Yemeni Hezbollah threatens to hit port, airports in Saudi Arabia, UAE
Yemen’s Houthi Ansarullah movement, which aids the country’s army in its fight against Saudi Arabia’s deadly military campaign, has threatened to launch more missile attacks on ports and airports in Saudi Arabia and the United Arab Emirates (UAE) in retaliation for the massacre of thousands of Yemenis.
“All airports, ports, border crossings and areas of any importance to Saudi Arabia and the UAE will be a direct target of our weapons, which is a legitimate right,” the Houthi political office said in a statement on Tuesday.
“We will not stand idly by, we will seek more radical means to prevent both the tightening of the blockade and all acts aimed at starving and humiliating the people of Yemen,” the statement added.
The development came a day after the Saudi-led coalition against Yemen announced that it had “decided to temporarily close all Yemeni air, sea and land ports.”
On Saturday, Yemeni forces, backed by popular Houthi fighters, had launched a Borkan H2 long-range missile at King Khalid International Airport in northeastern Riyadh, the first to reach the Saudi capital.
Saudi military authorities said at the time that the missile had been fired at an international airport by Houthi fighters, who have been on the forefront of fighting against the Saudi war machine since 2015, but was intercepted and destroyed.
The Houthi forces have launched a number of long-range missiles across the border in recent years. However, Saturday’s strike appeared to be the deepest yet within Saudi territory.
In response to the unexpected Yemeni retaliatory missile attack, the Riyadh-led coalition announced on Monday that it would further tighten an already imposed blockade on the war-ravaged country by closing all land, air and sea ports in Yemen. The blockade even includes the United Nations-supervised relief supplies despite urgent appeals from the world body.
Saudi Arabia has also imposed a total embargo on Yemen, causing severe shortages of food and medicine. A recent cholera epidemic has been blamed on those shortages.
“If these channels, these lifelines, are not kept open it is catastrophic for people who are already in what we have already called the world’s worst humanitarian crisis,” said Jens Laerke, a spokesman for the UN humanitarian office, OCHA, in Geneva, Switzerland, on Tuesday.
Saudi war machine massacres people in Hajjah
Yemen’s al-Masirah television network reported that earlier on Tuesday Saudi warplanes had conducted nearly 20 airstrikes against residential areas in Haran district in Yemen’s northwestern province of Hajjah.
Initial reports said that at least 50 people, including women and children, were either killed or injured in the aerial aggression. Local sources also said that all members of a family lost their lives in the strikes.
Meanwhile, al-Masirah said in a separate report that at least 10 of the victims were medics who had gone to aid the wounded from the first airstrikes. Medical authorities in the area said the death toll would likely rise due to the severity of some of the injuries and the fact that there were people who might have lost their lives but whose bodies have not yet been recovered from the rubble.

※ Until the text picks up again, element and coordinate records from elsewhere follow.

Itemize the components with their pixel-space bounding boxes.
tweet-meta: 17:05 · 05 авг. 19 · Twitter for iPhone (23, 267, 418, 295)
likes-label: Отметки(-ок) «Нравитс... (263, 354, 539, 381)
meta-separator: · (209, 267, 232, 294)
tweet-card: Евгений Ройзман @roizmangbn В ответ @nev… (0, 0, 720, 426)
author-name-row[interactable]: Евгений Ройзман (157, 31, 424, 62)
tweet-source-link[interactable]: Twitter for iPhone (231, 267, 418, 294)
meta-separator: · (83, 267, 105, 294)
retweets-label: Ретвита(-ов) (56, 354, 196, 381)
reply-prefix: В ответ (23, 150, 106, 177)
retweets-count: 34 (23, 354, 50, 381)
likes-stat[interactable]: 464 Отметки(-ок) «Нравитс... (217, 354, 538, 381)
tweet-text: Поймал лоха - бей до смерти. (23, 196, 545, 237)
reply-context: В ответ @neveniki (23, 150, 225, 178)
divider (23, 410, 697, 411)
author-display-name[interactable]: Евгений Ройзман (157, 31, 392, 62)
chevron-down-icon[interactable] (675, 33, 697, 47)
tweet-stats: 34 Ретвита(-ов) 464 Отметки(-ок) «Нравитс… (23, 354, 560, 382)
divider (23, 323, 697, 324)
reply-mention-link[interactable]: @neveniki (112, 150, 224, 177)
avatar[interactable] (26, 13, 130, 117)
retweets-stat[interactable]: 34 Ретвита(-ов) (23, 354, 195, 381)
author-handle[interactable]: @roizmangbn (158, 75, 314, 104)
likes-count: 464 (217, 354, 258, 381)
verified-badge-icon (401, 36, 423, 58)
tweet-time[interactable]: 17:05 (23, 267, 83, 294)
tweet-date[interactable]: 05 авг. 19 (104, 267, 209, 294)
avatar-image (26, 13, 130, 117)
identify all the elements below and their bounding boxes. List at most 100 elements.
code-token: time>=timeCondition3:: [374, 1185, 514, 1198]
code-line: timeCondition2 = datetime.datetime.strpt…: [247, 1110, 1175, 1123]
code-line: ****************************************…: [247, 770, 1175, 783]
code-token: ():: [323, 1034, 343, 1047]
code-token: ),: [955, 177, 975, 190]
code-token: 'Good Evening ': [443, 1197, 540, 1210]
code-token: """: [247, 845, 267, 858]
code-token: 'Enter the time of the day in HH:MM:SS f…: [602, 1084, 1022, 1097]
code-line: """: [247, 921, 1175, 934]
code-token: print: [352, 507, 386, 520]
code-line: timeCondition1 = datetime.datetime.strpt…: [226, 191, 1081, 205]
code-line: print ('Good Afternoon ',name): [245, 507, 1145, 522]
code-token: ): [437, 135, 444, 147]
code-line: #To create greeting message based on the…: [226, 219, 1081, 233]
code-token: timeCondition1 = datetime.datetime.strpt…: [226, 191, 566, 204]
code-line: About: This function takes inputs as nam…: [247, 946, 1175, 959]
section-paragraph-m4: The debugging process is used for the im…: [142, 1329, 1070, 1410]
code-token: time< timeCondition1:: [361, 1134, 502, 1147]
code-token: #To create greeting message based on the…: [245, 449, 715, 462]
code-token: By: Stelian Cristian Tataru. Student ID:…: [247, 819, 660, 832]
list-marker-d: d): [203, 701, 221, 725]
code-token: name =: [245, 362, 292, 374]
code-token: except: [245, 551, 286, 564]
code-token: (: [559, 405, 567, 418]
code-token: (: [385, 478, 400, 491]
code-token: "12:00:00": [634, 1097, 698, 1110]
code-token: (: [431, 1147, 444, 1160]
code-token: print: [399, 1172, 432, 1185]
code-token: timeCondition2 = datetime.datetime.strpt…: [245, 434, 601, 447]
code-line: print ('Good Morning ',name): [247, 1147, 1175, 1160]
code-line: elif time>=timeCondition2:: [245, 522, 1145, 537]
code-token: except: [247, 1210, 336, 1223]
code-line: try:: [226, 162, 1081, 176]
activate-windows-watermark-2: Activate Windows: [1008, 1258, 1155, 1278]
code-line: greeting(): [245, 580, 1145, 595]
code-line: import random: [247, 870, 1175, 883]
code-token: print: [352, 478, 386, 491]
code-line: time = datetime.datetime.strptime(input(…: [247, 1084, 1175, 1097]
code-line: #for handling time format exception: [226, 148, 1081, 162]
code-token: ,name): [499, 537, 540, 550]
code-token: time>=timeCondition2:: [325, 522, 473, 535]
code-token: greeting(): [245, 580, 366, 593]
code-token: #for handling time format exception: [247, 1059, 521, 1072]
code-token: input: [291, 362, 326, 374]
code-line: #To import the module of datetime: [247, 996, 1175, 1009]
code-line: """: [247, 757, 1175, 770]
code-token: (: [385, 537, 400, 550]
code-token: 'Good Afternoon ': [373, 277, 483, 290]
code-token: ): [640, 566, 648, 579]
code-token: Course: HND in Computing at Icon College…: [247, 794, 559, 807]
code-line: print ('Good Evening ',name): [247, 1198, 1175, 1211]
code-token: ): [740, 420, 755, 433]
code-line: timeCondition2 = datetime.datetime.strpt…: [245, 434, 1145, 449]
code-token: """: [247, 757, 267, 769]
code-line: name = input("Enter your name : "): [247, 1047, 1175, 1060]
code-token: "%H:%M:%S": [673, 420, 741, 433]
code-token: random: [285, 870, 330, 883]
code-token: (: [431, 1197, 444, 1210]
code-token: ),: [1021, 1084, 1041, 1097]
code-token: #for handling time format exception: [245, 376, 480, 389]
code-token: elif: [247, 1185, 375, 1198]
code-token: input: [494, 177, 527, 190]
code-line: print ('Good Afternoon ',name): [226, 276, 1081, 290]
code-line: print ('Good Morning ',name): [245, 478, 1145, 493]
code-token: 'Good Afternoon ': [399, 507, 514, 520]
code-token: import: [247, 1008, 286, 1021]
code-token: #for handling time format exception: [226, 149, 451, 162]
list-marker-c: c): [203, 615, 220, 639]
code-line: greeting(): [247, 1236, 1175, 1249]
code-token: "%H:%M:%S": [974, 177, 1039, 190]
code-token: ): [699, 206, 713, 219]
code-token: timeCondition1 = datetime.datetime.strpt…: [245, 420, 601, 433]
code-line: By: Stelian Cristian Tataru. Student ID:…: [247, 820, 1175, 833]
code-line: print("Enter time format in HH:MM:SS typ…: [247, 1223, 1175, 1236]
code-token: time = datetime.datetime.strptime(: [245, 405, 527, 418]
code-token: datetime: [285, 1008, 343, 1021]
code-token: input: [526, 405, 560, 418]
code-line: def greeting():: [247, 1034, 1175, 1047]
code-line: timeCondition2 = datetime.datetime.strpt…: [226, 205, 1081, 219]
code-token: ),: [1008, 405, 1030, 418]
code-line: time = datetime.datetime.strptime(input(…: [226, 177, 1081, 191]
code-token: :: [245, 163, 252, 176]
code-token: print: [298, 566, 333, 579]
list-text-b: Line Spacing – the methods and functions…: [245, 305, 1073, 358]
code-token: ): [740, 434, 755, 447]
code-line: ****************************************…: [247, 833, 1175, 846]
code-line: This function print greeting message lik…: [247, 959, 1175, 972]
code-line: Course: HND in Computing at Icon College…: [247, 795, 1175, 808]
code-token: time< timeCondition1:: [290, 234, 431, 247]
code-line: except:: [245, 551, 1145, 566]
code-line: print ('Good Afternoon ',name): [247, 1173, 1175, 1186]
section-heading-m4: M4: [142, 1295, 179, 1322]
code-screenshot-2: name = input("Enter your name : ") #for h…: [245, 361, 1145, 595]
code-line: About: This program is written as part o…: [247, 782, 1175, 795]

Since March 2015, the Saudi regime has been heavily bombarding Yemen as part of a brutal campaign against its impoverished southern neighbor in an attempt to reinstall Yemen’s former President Abd Rabbuh Mansur Hadi, a staunch ally of Riyadh, and crush Ansarullah, which is in control of large parts of Yemen, including the capital. The Saudi campaign, however, has failed to achieve its goals.
Over the past two years, Houthis have been running state affairs and defending Yemeni people against the Saudi aggression.
Latest figures show that the war has so far killed over 12,000 Yemenis and wounded thousands more. The Saudi aggression has also taken a heavy toll on the country’s facilities and infrastructure, destroying many hospitals, schools, and factories.